In contrast, after introducing the UPS, Bangladesh announced the "Prottoy" scheme for autonomous institutions, including universities. Additionally, another scheme for government employees was proposed during the FY25 budget discussions.
However, the Prottoy scheme was later abandoned due to protests from university teachers.
India's system provides withdrawal and exit benefits not available in Bangladesh's pension system.
Similar to ours, it offers a monthly pension star ting at age 60, but if individuals withdraw before pension age, they can invest at least 80% of their accumulated savings in government securities, with the remaining 20% available for withdrawal.
In India, after reaching pension age, pensioners can invest at least 60% of their accumulated pension savings in the public sector, withdrawing the remaining 40% as a lump sum. If a member dies before reaching pension age, the nominee can withdraw 100% of the funds.
If a member dies after reaching pension age, the nominee is entitled to lifetime benefits from the purchased annuity service.
However, Bangladesh's universal pension system does not provide a one-time payout. If a member dies after pensionable age, the nominee will receive benefits until the deceased pensioner's age reaches 75, which means, in Bangladesh, the nominee can only access this benefit for only 15 years.
In India's NPS, if a member does not withdraw his or her savings after turning 60, his or her pension account will be closed at age 70, and all benefits will be transferred as a one-time payment to the individual's bank. It is not available in Bangladesh's pension system.
Additionally, the interest rate in Bangladesh's pension scheme is quite low.

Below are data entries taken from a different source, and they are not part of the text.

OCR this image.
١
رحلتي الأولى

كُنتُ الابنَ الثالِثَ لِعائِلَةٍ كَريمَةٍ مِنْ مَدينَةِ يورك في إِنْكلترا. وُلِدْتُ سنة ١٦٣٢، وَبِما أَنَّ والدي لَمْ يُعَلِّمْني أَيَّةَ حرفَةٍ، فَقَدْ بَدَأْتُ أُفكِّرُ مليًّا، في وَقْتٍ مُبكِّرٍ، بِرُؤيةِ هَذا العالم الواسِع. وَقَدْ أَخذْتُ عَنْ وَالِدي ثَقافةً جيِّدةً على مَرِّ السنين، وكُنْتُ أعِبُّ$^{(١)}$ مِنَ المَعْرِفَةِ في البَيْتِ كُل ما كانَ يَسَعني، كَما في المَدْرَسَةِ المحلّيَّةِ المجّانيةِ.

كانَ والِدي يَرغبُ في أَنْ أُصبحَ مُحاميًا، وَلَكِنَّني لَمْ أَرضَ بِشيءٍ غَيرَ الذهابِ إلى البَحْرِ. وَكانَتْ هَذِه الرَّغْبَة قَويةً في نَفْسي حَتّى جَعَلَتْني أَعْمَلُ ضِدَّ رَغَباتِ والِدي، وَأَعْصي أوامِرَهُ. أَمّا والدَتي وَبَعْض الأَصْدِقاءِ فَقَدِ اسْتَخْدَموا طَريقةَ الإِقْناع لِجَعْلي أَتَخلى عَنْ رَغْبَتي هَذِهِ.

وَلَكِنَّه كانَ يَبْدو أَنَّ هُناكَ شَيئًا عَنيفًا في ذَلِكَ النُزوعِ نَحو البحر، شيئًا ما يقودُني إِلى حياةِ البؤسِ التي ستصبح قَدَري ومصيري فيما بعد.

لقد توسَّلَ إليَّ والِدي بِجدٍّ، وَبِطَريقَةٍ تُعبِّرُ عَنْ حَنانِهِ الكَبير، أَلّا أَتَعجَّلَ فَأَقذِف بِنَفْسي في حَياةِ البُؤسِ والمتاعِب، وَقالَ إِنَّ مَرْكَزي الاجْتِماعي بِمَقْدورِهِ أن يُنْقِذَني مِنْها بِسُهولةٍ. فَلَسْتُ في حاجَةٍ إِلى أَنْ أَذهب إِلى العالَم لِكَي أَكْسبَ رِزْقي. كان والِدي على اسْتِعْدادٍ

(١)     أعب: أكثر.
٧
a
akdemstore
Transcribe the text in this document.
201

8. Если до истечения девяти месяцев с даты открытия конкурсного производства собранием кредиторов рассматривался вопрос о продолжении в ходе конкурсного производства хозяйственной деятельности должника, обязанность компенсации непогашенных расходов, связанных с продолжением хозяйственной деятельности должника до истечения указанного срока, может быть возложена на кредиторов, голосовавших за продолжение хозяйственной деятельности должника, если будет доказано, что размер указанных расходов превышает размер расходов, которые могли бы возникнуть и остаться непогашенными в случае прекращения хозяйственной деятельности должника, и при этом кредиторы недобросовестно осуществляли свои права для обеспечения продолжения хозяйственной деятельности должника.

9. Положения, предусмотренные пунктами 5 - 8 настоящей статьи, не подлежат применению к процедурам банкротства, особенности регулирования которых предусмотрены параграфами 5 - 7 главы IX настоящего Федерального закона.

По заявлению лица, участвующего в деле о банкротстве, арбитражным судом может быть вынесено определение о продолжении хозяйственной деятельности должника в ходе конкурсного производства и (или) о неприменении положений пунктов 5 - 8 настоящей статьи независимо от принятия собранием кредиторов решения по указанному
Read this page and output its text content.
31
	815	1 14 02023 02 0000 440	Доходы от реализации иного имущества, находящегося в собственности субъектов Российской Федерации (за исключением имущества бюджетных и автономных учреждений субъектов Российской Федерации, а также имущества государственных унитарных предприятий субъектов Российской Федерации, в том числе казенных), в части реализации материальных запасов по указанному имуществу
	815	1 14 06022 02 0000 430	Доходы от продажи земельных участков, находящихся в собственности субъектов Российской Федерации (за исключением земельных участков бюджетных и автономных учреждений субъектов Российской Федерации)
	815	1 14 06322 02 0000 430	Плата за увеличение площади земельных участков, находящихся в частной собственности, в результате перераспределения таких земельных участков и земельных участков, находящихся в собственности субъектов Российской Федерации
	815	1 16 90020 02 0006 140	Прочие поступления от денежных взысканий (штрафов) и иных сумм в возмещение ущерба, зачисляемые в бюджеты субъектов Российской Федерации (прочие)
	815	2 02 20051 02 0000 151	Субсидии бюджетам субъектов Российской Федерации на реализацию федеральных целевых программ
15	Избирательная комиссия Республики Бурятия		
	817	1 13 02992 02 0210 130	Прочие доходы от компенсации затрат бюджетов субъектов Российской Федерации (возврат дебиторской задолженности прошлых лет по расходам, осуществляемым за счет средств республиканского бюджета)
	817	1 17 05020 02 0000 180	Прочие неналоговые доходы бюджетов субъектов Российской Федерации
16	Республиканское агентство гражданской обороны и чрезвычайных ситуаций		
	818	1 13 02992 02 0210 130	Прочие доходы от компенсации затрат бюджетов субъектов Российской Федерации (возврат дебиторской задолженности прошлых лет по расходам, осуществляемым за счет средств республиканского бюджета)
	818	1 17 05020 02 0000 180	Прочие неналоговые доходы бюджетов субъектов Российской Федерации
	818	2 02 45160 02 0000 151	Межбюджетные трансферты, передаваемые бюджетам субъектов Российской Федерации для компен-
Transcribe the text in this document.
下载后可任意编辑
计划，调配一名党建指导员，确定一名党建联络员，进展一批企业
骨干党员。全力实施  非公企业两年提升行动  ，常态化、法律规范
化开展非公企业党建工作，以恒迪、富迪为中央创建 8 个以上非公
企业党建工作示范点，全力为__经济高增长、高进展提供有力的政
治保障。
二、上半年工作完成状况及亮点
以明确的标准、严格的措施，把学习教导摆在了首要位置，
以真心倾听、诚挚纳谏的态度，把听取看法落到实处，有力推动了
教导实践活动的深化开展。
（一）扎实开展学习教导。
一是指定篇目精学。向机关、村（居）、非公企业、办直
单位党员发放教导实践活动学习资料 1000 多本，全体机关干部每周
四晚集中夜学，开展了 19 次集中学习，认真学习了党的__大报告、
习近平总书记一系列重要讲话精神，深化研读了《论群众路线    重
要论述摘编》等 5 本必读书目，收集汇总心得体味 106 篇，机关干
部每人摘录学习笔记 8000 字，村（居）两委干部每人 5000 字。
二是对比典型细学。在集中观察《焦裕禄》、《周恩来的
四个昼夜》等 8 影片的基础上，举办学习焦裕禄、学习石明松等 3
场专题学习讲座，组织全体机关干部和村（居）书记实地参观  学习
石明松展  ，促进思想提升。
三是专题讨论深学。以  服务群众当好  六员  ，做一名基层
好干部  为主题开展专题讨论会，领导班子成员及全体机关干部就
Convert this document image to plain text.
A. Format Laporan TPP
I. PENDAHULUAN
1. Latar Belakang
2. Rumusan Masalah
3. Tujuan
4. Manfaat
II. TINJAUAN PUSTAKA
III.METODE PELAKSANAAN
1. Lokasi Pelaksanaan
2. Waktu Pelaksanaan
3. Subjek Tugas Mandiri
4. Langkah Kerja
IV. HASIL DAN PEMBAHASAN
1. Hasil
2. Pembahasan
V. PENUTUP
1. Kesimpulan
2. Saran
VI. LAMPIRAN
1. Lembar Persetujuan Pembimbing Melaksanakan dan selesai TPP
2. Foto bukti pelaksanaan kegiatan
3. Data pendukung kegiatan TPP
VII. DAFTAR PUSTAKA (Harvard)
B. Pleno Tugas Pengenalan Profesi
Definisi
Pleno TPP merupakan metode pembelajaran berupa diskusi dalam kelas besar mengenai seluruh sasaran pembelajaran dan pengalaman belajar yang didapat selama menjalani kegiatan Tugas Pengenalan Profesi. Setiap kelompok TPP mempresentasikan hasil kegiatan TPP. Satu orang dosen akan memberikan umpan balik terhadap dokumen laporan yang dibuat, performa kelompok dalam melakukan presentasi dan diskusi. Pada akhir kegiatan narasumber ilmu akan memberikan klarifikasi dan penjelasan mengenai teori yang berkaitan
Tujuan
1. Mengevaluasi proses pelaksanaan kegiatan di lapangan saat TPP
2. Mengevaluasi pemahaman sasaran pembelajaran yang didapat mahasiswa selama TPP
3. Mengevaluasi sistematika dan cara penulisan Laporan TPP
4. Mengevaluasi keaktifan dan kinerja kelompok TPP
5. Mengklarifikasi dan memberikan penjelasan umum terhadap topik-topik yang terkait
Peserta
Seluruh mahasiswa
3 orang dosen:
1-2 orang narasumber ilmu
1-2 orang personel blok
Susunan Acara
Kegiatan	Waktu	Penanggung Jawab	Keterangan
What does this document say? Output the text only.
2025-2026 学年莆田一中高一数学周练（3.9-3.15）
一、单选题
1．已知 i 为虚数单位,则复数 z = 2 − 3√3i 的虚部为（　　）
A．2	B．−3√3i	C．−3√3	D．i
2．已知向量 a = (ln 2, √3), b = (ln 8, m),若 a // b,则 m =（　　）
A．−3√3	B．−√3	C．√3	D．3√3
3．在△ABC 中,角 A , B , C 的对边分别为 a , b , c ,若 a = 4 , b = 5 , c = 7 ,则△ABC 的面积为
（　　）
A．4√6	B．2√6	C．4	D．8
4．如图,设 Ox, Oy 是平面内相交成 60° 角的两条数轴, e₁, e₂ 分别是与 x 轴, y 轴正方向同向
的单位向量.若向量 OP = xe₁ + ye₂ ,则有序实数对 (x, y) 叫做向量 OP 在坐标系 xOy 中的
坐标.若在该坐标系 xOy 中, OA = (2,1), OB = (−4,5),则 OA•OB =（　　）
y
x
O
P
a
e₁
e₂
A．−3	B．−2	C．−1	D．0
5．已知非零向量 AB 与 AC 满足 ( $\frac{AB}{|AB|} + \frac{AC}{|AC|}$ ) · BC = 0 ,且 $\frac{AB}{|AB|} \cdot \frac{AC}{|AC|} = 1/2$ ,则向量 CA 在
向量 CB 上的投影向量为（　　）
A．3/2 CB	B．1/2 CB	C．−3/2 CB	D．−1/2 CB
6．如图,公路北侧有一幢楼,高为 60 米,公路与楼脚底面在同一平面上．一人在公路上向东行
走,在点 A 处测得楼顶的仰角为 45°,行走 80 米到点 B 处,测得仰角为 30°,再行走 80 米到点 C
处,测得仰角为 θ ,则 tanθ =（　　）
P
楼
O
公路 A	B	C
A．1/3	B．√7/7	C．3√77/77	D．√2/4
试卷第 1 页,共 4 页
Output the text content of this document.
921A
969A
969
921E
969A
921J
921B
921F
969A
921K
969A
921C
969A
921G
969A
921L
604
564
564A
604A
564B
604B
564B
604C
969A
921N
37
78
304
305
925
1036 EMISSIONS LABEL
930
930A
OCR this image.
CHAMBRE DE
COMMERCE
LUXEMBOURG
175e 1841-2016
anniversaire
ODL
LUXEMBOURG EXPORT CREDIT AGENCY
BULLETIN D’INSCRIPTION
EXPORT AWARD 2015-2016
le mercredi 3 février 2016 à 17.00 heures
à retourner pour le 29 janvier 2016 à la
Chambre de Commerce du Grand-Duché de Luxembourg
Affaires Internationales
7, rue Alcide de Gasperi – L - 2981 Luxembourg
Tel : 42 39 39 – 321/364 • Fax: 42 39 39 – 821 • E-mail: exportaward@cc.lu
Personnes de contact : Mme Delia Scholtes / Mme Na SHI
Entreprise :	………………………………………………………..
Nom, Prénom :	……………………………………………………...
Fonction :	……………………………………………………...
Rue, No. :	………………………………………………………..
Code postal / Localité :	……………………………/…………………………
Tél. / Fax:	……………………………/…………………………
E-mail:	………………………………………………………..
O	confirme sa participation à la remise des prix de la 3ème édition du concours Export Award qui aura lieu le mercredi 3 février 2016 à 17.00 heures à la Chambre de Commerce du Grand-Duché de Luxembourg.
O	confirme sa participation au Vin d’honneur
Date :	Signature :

While the general provident fund for government employees earns interest at 13% and savings bonds yield over 11%, the public pension scheme is set at only 8%.
Fewer benefits make UPS unpopular
The UPS failed to gain as much traction as similar systems in other countries, including India.
Launched hurriedly on 17 August last year with four schemes, the government's promotional efforts have failed to attract significant interest over the past 14 months.
To date, only 372,378 people have registered across all schemes, with 285,884 enrolling in the Samata scheme alone.
The UPS, intended to attract mainly expatriates and private sector workers, has not been successful in doing so.
Other than Samata, only 86,494 individuals have registered across the three schemes for expatriates and private sector employees, with many stopping payments after just one or two months.
Policymakers expected significant interest from expatriates, but only 910 have enrolled in the past 14 months.
The Pragati Scheme for private sector employees has 22,410 registrants, while 63,174 individuals are registered under the Surokkha scheme for informal sector workers or the self-employed.
The Samata scheme, designed for the very poor, requires a monthly contribution of Tk1,000, split equally between the registrant and the government. Despite its target demographic, others are joining to access the government's Tk500 contribution.
Finance Secretary Md Khairuzzaman Mozumder told TBS that the list of registrants in the Samata scheme will be reviewed, and those deemed ineligible will be removed and transferred to another scheme.